Face à l’antibiorésistance, la recherche lausannoise sur les bactériophages obtient un important financement. Enjeu : accélérer la procédure diagnostique, afin de venir en aide aux patients le plus rapidement possible.
Le projet SUPPLY, mené par le Centre de recherche et d’innovation en sciences pharmaceutiques cliniques (CRISP) du CHUV et de l’UNIL, a décroché un important financement conjoint du Fonds national suisse (FNS) et de son équivalent français, l’Agence nationale pour la recherche (ANR). Il s’élève à 1,3 millions de francs sur 48 mois. L’EPFL, le Centre national de la recherche scientifique (CNRS) et le Commissariat à l’énergie atomique et aux énergies alternatives (CEA) de Grenoble sont les autres partenaires du projet.
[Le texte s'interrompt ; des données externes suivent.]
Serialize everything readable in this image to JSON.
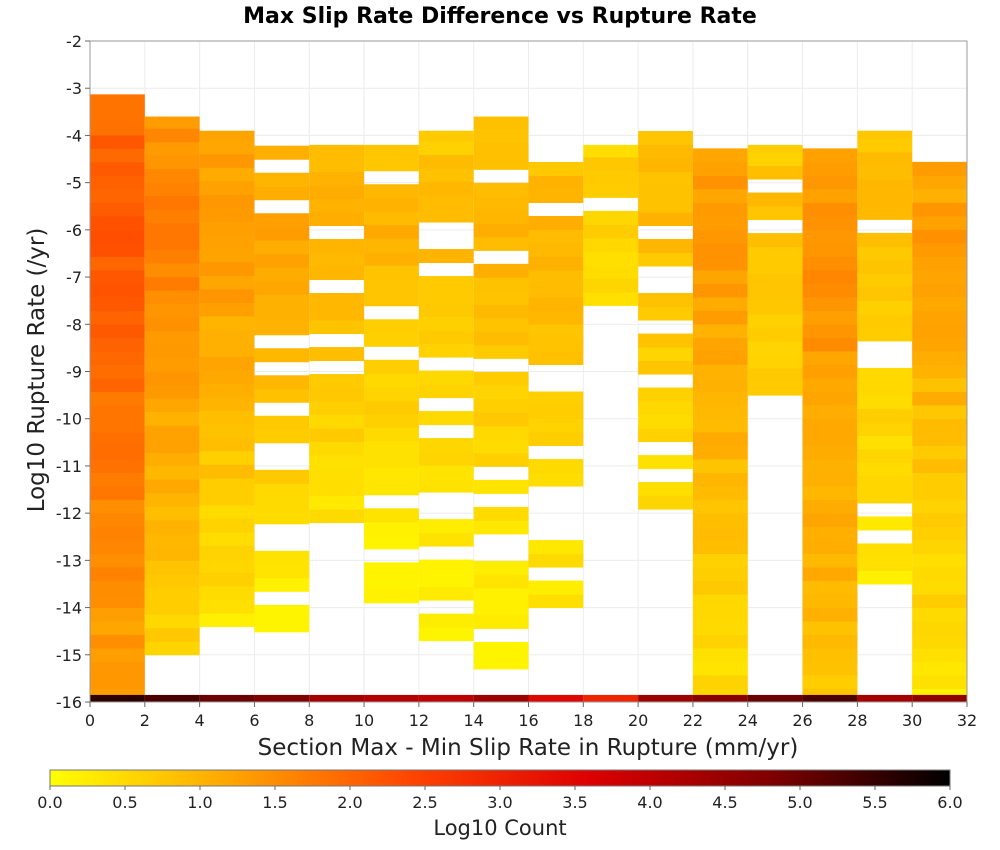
{
  "chart_data": {
    "type": "heatmap",
    "title": "Max Slip Rate Difference vs Rupture Rate",
    "xlabel": "Section Max - Min Slip Rate in Rupture (mm/yr)",
    "ylabel": "Log10 Rupture Rate (/yr)",
    "xlim": [
      0,
      32
    ],
    "ylim": [
      -16,
      -2
    ],
    "x_ticks": [
      "0",
      "2",
      "4",
      "6",
      "8",
      "10",
      "12",
      "14",
      "16",
      "18",
      "20",
      "22",
      "24",
      "26",
      "28",
      "30",
      "32"
    ],
    "y_ticks": [
      "-2",
      "-3",
      "-4",
      "-5",
      "-6",
      "-7",
      "-8",
      "-9",
      "-10",
      "-11",
      "-12",
      "-13",
      "-14",
      "-15",
      "-16"
    ],
    "bin_width_x": 2,
    "bin_height_y": 0.286,
    "colorbar": {
      "label": "Log10 Count",
      "range": [
        0,
        6
      ],
      "ticks": [
        "0.0",
        "0.5",
        "1.0",
        "1.5",
        "2.0",
        "2.5",
        "3.0",
        "3.5",
        "4.0",
        "4.5",
        "5.0",
        "5.5",
        "6.0"
      ],
      "colors": [
        "#ffff00",
        "#ffa500",
        "#ff4500",
        "#dd0000",
        "#800000",
        "#000000"
      ]
    },
    "columns": [
      {
        "x_start": 0,
        "y_range": [
          -16,
          -3.0
        ],
        "value": 1.8,
        "peak_y": -6.0,
        "peak_value": 2.2
      },
      {
        "x_start": 2,
        "y_range": [
          -15.0,
          -3.6
        ],
        "value": 1.2,
        "peak_y": -6.0,
        "peak_value": 1.7
      },
      {
        "x_start": 4,
        "y_range": [
          -14.4,
          -3.9
        ],
        "value": 0.9,
        "peak_y": -6.0,
        "peak_value": 1.4
      },
      {
        "x_start": 6,
        "y_range": [
          -14.8,
          -4.2
        ],
        "value": 0.7,
        "peak_y": -6.0,
        "peak_value": 1.2
      },
      {
        "x_start": 8,
        "y_range": [
          -12.2,
          -4.2
        ],
        "value": 0.6,
        "peak_y": -6.0,
        "peak_value": 1.1
      },
      {
        "x_start": 10,
        "y_range": [
          -13.9,
          -4.2
        ],
        "value": 0.5,
        "peak_y": -6.0,
        "peak_value": 1.0
      },
      {
        "x_start": 12,
        "y_range": [
          -14.7,
          -3.9
        ],
        "value": 0.5,
        "peak_y": -6.0,
        "peak_value": 0.9
      },
      {
        "x_start": 14,
        "y_range": [
          -15.3,
          -3.6
        ],
        "value": 0.6,
        "peak_y": -6.0,
        "peak_value": 1.0
      },
      {
        "x_start": 16,
        "y_range": [
          -14.0,
          -4.5
        ],
        "value": 0.6,
        "peak_y": -6.5,
        "peak_value": 1.0
      },
      {
        "x_start": 18,
        "y_range": [
          -7.6,
          -4.2
        ],
        "value": 0.4,
        "peak_y": -5.0,
        "peak_value": 0.6
      },
      {
        "x_start": 20,
        "y_range": [
          -12.2,
          -3.9
        ],
        "value": 0.6,
        "peak_y": -5.0,
        "peak_value": 0.9
      },
      {
        "x_start": 22,
        "y_range": [
          -16,
          -4.2
        ],
        "value": 1.0,
        "peak_y": -6.0,
        "peak_value": 1.4
      },
      {
        "x_start": 24,
        "y_range": [
          -9.5,
          -4.2
        ],
        "value": 0.6,
        "peak_y": -5.5,
        "peak_value": 0.8
      },
      {
        "x_start": 26,
        "y_range": [
          -16,
          -4.2
        ],
        "value": 1.2,
        "peak_y": -6.5,
        "peak_value": 1.5
      },
      {
        "x_start": 28,
        "y_range": [
          -13.5,
          -3.9
        ],
        "value": 0.6,
        "peak_y": -5.0,
        "peak_value": 0.9
      },
      {
        "x_start": 30,
        "y_range": [
          -16,
          -4.5
        ],
        "value": 0.9,
        "peak_y": -6.0,
        "peak_value": 1.3
      }
    ],
    "bottom_row": {
      "y": -16,
      "values": [
        5.6,
        5.3,
        5.0,
        4.8,
        4.3,
        4.1,
        4.0,
        4.4,
        3.5,
        3.0,
        4.4,
        4.7,
        5.0,
        5.3,
        4.3,
        4.6
      ]
    },
    "grid": true
  }
}
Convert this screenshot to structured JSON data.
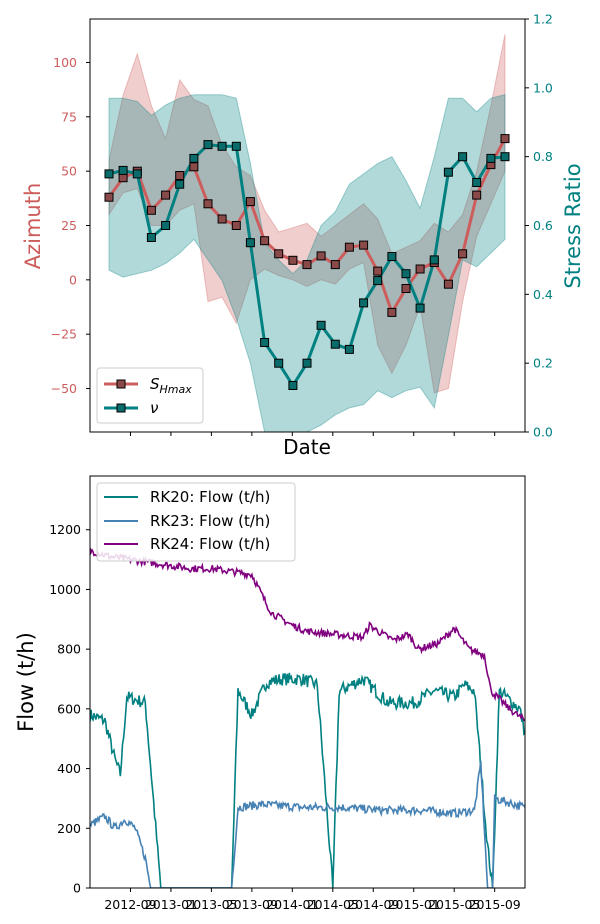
{
  "chart_data": [
    {
      "type": "line",
      "xlabel": "Date",
      "ylabel_left": "Azimuth",
      "ylabel_right": "Stress Ratio",
      "ylim_left": [
        -70,
        120
      ],
      "ylim_right": [
        0.0,
        1.2
      ],
      "yticks_left": [
        "100",
        "75",
        "50",
        "25",
        "0",
        "−25",
        "−50"
      ],
      "yticks_right": [
        "1.2",
        "1.0",
        "0.8",
        "0.6",
        "0.4",
        "0.2",
        "0.0"
      ],
      "legend_position": "lower-left",
      "colors": {
        "left_axis": "#cd5c5c",
        "right_axis": "#008080"
      },
      "series": [
        {
          "name": "S_Hmax",
          "legend_main": "S",
          "legend_sub": "Hmax",
          "axis": "left",
          "color": "#cd5c5c",
          "values": [
            38,
            47,
            50,
            32,
            39,
            48,
            52,
            35,
            28,
            25,
            36,
            18,
            12,
            9,
            7,
            11,
            7,
            15,
            16,
            4,
            -15,
            -4,
            5,
            8,
            -2,
            12,
            39,
            53,
            65
          ],
          "band_low": [
            30,
            40,
            42,
            25,
            25,
            32,
            35,
            -10,
            -8,
            -20,
            0,
            5,
            2,
            0,
            -3,
            0,
            -2,
            5,
            8,
            -30,
            -43,
            -30,
            -12,
            -52,
            -50,
            -10,
            20,
            35,
            50
          ],
          "band_high": [
            55,
            85,
            104,
            80,
            65,
            92,
            83,
            80,
            62,
            52,
            48,
            32,
            22,
            24,
            26,
            20,
            25,
            30,
            35,
            28,
            12,
            15,
            18,
            26,
            22,
            30,
            50,
            80,
            113
          ]
        },
        {
          "name": "ν",
          "axis": "right",
          "color": "#008080",
          "values": [
            0.75,
            0.76,
            0.75,
            0.565,
            0.6,
            0.72,
            0.795,
            0.835,
            0.83,
            0.83,
            0.55,
            0.26,
            0.2,
            0.135,
            0.2,
            0.31,
            0.255,
            0.24,
            0.375,
            0.44,
            0.51,
            0.46,
            0.36,
            0.5,
            0.755,
            0.8,
            0.725,
            0.795,
            0.8
          ],
          "band_low": [
            0.47,
            0.45,
            0.46,
            0.47,
            0.49,
            0.52,
            0.56,
            0.5,
            0.44,
            0.33,
            0.2,
            0.0,
            0.0,
            0.0,
            0.0,
            0.02,
            0.05,
            0.07,
            0.08,
            0.12,
            0.1,
            0.12,
            0.13,
            0.07,
            0.28,
            0.5,
            0.48,
            0.52,
            0.56
          ],
          "band_high": [
            0.97,
            0.97,
            0.96,
            0.92,
            0.95,
            0.97,
            0.98,
            0.98,
            0.98,
            0.97,
            0.78,
            0.55,
            0.5,
            0.46,
            0.5,
            0.6,
            0.64,
            0.72,
            0.75,
            0.78,
            0.8,
            0.73,
            0.65,
            0.8,
            0.97,
            0.97,
            0.93,
            0.97,
            0.98
          ]
        }
      ]
    },
    {
      "type": "line",
      "xlabel": "",
      "ylabel": "Flow (t/h)",
      "ylim": [
        0,
        1380
      ],
      "yticks": [
        "1200",
        "1000",
        "800",
        "600",
        "400",
        "200",
        "0"
      ],
      "xticks": [
        "2012-09",
        "2013-01",
        "2013-05",
        "2013-09",
        "2014-01",
        "2014-05",
        "2014-09",
        "2015-01",
        "2015-05",
        "2015-09"
      ],
      "xlim": [
        "2012-05",
        "2015-12"
      ],
      "legend_position": "upper-left",
      "series": [
        {
          "name": "RK20: Flow (t/h)",
          "color": "#008080",
          "points": [
            [
              "2012-05-01",
              580
            ],
            [
              "2012-06-15",
              560
            ],
            [
              "2012-07-15",
              430
            ],
            [
              "2012-08-01",
              380
            ],
            [
              "2012-08-20",
              640
            ],
            [
              "2012-10-15",
              620
            ],
            [
              "2012-12-01",
              0
            ],
            [
              "2013-01-01",
              0
            ],
            [
              "2013-05-01",
              0
            ],
            [
              "2013-07-01",
              0
            ],
            [
              "2013-07-20",
              660
            ],
            [
              "2013-09-01",
              580
            ],
            [
              "2013-10-15",
              690
            ],
            [
              "2013-12-01",
              700
            ],
            [
              "2014-02-01",
              700
            ],
            [
              "2014-03-15",
              680
            ],
            [
              "2014-05-01",
              0
            ],
            [
              "2014-05-20",
              660
            ],
            [
              "2014-08-01",
              700
            ],
            [
              "2014-10-15",
              620
            ],
            [
              "2015-01-01",
              620
            ],
            [
              "2015-03-01",
              660
            ],
            [
              "2015-05-01",
              640
            ],
            [
              "2015-06-01",
              680
            ],
            [
              "2015-07-01",
              660
            ],
            [
              "2015-08-10",
              140
            ],
            [
              "2015-08-25",
              0
            ],
            [
              "2015-09-15",
              660
            ],
            [
              "2015-11-15",
              600
            ],
            [
              "2015-12-01",
              520
            ]
          ]
        },
        {
          "name": "RK23: Flow (t/h)",
          "color": "#4682b4",
          "points": [
            [
              "2012-05-01",
              210
            ],
            [
              "2012-06-15",
              240
            ],
            [
              "2012-07-15",
              200
            ],
            [
              "2012-08-15",
              230
            ],
            [
              "2012-09-15",
              200
            ],
            [
              "2012-10-15",
              100
            ],
            [
              "2012-11-01",
              0
            ],
            [
              "2013-07-01",
              0
            ],
            [
              "2013-07-20",
              270
            ],
            [
              "2013-10-01",
              280
            ],
            [
              "2014-02-01",
              270
            ],
            [
              "2014-06-01",
              270
            ],
            [
              "2014-10-01",
              260
            ],
            [
              "2015-02-01",
              260
            ],
            [
              "2015-05-01",
              250
            ],
            [
              "2015-07-01",
              260
            ],
            [
              "2015-07-20",
              420
            ],
            [
              "2015-08-10",
              0
            ],
            [
              "2015-08-25",
              0
            ],
            [
              "2015-09-01",
              300
            ],
            [
              "2015-12-01",
              270
            ]
          ]
        },
        {
          "name": "RK24: Flow (t/h)",
          "color": "#800080",
          "points": [
            [
              "2012-05-01",
              1130
            ],
            [
              "2012-07-01",
              1110
            ],
            [
              "2012-09-01",
              1100
            ],
            [
              "2012-11-01",
              1090
            ],
            [
              "2013-01-01",
              1080
            ],
            [
              "2013-03-01",
              1070
            ],
            [
              "2013-05-01",
              1070
            ],
            [
              "2013-07-01",
              1060
            ],
            [
              "2013-09-01",
              1050
            ],
            [
              "2013-10-15",
              950
            ],
            [
              "2013-11-01",
              920
            ],
            [
              "2014-01-01",
              880
            ],
            [
              "2014-02-15",
              860
            ],
            [
              "2014-05-01",
              850
            ],
            [
              "2014-08-01",
              840
            ],
            [
              "2014-08-20",
              880
            ],
            [
              "2014-09-15",
              860
            ],
            [
              "2014-11-01",
              830
            ],
            [
              "2014-12-15",
              850
            ],
            [
              "2015-01-15",
              800
            ],
            [
              "2015-03-15",
              820
            ],
            [
              "2015-05-01",
              870
            ],
            [
              "2015-06-15",
              800
            ],
            [
              "2015-08-01",
              780
            ],
            [
              "2015-08-20",
              660
            ],
            [
              "2015-10-15",
              600
            ],
            [
              "2015-12-01",
              560
            ]
          ]
        }
      ]
    }
  ]
}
Le projet, baptisé SUPPLY pour « SUperfast Photonic detection of Phage LYsis », vise à raccourcir le délai nécessaire à la sélection de bactériophages adaptés aux besoins des patients. Les bactériophages, ou phages, sont des virus n’infectant que les bactéries, et la phagothérapie, qui les mobilise contre les bactéries résistantes aux antibiotiques, est une des pistes principales pour faire face à ce problème grandissant.
Une collection de phages
« La phagothérapie repose sur une procédure compliquée, puisque que nous sommes dans le contexte d’une médecine très personnalisée, explique Grégory Resch, maître d’enseignement et de recherche à la Faculté de biologie et de médecine (FBM), qui dirige le Laboratoire des bactériophages au CHUV. Une fois que nous recevons la souche bactérienne qui infecte le patient, nous effectuons un test de phagogramme, qui consiste à identifier quels phages seraient les plus efficaces contre elle ». Ce test recourt traditionnellement à la culture en boîtes de Petri.
Le Laboratoire des bactériophages s’est ainsi constitué une collection de phages, axée sur les principales bactéries pathogènes résistantes aux antibiotiques, cachées derrière l’acronyme ESKAPE : Enterococcus faecium, Staphylococcus aureus, Klebsiella pneumoniae, Acinetobacter baumannii, Pseudomonas aeruginosa et Enterobacter spp., tous des pathogènes particulièrement problématiques en milieu hospitalier.
La lenteur du phagogramme actuel, d’une durée d’environ vingt-quatre heures, peut être critique dans les cas de sepsis par exemple, où le temps de mise à disposition du traitement au patient est fondamental. En outre dans le test actuel, la lyse, i.e. la désintégration des cellules bactériennes indicatrice de leur sensibilité aux phages, est repérée à l’œil nu, ce qui se révèle peu sensible.
Passer à la vitesse supérieure
« Avec le projet SUPPLY, l’objectif est de remplacer cette étape laborieuse du screening par phagogramme par un outil photonique de détection de la lyse sur un très faible nombre de bactéries, ce qui permettrait de ramener le temps de réponse à une heure. » Il sera difficile en revanche de descendre en-dessous de l’heure, le cycle de réplication d’un phage étant d’une vingtaine de minutes.
Dans le partage des tâches entre les partenaires de SUPPLY, les équipes de Romuald Houdré à l’EPFL, d’Emmanuel Hadji au CEA et de Marc Zelsmann au CNRS de Grenoble s’occuperont des aspects liés à la photonique, tandis que le CRISP prendra en charge la microbiologie : il fournira les phages – il produira notamment des souches fluorescentes pour l’analyse microscopique – et testera en vie réelle les outils développés par ses partenaires. A un niveau plus fondamental, le docteur Grégory Resch et son équipe se pencheront aussi sur les interactions entre phage et bactérie à des échelles inédites (étude d’une bactérie unique ou d’un phage unique).
Déjà mobilisée en clinique en France et aux Etats-Unis notamment, la phagothérapie ne fait pour l’heure pas partie de l’arsenal des hôpitaux helvétiques : « Les phages sont des médicaments, et à ce titre ils doivent être produits selon des règles strictes, s’appuyer sur des standards de fabrication définis » - ce sur quoi travaille également le CRISP. Grégory Resch estime que leur utilisation en clinique pourrait débuter au premier trimestre 2023 en Suisse.